И Митя не отказал, так сказать, в любезности. Женщина оказалась проводницей. Ее поезд отдыхал между рейсами как раз на этой станции под мостом. Длинный пассажирский состав изгибался на запасных путях. Блюм с сумкой поднялся по лесенке в вагон. Проводница поблагодарила его и усадила в угол купе.

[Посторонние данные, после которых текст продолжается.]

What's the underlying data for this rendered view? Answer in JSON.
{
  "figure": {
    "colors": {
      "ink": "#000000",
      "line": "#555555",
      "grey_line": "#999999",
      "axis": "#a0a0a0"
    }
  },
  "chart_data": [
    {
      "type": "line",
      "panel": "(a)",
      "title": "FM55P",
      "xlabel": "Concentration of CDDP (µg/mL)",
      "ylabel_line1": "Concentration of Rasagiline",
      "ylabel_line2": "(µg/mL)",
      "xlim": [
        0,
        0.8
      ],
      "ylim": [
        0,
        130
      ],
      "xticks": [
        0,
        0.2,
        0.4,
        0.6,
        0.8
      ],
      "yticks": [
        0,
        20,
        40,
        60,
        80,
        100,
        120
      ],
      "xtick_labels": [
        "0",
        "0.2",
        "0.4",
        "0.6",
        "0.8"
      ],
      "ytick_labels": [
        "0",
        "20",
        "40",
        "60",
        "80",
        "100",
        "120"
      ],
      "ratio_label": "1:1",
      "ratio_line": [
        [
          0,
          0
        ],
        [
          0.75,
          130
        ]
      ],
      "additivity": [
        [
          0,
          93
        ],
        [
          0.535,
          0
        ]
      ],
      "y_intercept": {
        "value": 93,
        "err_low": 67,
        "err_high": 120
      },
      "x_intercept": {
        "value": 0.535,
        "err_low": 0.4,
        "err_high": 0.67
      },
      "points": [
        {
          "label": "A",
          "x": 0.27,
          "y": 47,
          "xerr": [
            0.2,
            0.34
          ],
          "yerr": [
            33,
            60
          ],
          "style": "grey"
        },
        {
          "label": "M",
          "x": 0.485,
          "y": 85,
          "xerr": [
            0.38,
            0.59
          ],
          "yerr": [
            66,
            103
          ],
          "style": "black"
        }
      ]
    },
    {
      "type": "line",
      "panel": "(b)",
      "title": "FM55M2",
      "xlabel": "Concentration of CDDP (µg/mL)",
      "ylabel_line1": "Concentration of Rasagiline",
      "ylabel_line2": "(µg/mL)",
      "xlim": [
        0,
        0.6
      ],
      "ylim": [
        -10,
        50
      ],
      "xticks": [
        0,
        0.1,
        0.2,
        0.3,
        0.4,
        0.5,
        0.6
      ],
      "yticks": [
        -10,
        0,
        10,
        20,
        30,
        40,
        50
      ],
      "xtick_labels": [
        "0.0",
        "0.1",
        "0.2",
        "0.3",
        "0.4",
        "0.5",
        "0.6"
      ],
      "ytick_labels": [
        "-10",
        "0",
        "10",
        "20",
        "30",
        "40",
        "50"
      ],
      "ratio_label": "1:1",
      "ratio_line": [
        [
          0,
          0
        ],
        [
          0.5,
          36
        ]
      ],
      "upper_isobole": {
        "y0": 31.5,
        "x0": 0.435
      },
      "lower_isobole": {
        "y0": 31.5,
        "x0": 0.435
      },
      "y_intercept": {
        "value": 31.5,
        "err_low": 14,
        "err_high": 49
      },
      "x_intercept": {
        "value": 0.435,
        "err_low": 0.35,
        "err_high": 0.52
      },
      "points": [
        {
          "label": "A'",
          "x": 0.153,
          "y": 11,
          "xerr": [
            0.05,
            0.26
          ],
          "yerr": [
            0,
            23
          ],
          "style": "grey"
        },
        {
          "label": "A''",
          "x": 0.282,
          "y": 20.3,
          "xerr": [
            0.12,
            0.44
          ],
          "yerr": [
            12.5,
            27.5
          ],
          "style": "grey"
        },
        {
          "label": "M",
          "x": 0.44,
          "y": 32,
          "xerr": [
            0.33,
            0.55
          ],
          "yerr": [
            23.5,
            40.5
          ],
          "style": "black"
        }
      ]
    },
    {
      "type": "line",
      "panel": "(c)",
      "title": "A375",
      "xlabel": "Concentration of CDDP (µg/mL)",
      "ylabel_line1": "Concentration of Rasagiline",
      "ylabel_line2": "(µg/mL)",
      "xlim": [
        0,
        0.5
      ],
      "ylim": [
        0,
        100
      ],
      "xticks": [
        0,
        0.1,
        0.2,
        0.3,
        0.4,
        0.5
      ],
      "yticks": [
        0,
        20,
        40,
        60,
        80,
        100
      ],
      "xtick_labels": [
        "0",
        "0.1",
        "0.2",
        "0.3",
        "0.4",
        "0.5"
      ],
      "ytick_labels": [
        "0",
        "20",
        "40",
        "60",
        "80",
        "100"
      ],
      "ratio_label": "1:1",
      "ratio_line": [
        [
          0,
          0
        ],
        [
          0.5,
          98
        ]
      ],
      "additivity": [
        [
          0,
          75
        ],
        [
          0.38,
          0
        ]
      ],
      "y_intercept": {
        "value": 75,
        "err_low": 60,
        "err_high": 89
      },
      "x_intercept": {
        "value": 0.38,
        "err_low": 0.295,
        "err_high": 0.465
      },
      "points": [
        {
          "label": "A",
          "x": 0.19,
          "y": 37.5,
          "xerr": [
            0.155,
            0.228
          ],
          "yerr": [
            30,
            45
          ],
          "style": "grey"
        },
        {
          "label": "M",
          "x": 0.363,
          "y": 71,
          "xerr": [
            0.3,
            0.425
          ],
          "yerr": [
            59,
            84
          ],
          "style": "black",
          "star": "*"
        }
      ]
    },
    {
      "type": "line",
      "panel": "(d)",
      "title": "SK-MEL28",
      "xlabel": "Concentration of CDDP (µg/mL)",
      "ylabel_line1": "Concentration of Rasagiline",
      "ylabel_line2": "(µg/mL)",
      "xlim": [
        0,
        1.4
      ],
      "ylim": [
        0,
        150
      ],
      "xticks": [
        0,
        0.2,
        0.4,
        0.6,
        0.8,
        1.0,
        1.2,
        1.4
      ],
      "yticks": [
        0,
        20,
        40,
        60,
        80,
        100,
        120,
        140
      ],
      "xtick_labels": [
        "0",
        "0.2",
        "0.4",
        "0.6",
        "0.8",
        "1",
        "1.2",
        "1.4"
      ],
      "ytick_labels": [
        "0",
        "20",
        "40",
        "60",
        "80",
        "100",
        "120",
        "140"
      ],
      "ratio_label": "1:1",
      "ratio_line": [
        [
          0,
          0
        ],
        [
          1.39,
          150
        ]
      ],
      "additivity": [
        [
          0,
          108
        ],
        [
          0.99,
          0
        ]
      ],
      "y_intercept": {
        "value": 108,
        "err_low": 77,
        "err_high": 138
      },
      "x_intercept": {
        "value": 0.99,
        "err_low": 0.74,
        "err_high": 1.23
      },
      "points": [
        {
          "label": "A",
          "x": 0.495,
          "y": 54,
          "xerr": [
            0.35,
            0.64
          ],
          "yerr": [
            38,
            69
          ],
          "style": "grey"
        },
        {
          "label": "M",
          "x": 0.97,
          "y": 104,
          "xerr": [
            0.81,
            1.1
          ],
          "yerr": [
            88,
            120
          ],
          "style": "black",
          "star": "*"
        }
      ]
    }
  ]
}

— Сейчас я тебя, мальчик, чаем напою, — сказала она. Женщина была совсем не «пожилой старушкой», но намного старше Мити, скорее всего, годилась ему в матери. Она была чуть грубовата, но красива. «Может, она надеялась на что, а я — дурак — полез», — подумал Митя. Она потрепала его по голове: «Мальчик какой симпатичный, маленький совсем. Ничего, щас чаю сладкого… бутербродов с икрой… Подружка во Владивосток каталась. Икры чемодан… двадцать банок привезла… литровых». Она стала умело по-домашнему хлопотать, с каким-то неуловимым всероссийским говором, выспрашивать деликатно, почему он шатается впотьмах один, что да как. Самое, как всегда важное: кто родители? братья-сестры? хватает ли денег на жизнь? Не пьют ли в семье? И Блюм неожиданно для себя не стал ничего врать, а стал рассказывать, звеня ложкой в стакане, что живет с дядькой и теткой. Дядька мелкий торговец антиквариатом, хитрец и спекулянт, тетка непонятно кто, читательница детективов, в детстве закончила не то балетную школу, не то кружок хореографии при дворце пионеров. Когда-то Блюм хотел дознаться про своих родителей, но толком у него ничего не получилось. Его дядька, Кирилл Сергеевич, сказал, что отец разбился на машине на Минском шоссе. А позже почему-то называлось Дмитровское. Про маму тоже говорили что-то невнятное: физический институт в Долгопрудном, рак, Каширка. Смерть. Иногда упоминалась версия с больным сердцем. Еще у Блюма была бабка, выжившая из ума, которая всегда жила в доме престарелых и внуком не интересовалась. Митя приходил изредка к ней. Это была молодящаяся мумия средних лет, и Блюму иногда казалось, что именно она и могла быть его матерью. Но бабка не расспрашивала Блюма ни о чем, вспоминала о Плеханове, Троцком, Володарском. Рассуждала о Елизавете. Курила, держа сигарету тонкими пальцами, за разговором подолгу забывая затягиваться и стряхивать пепел. Спрашивала, умер ли Брежнев. Получив утвердительный ответ, смеялась от души. Потом мастерски, с достоинством рассказывала пару всегда свежих неприличных анекдотов и отпускала Блюма восвояси.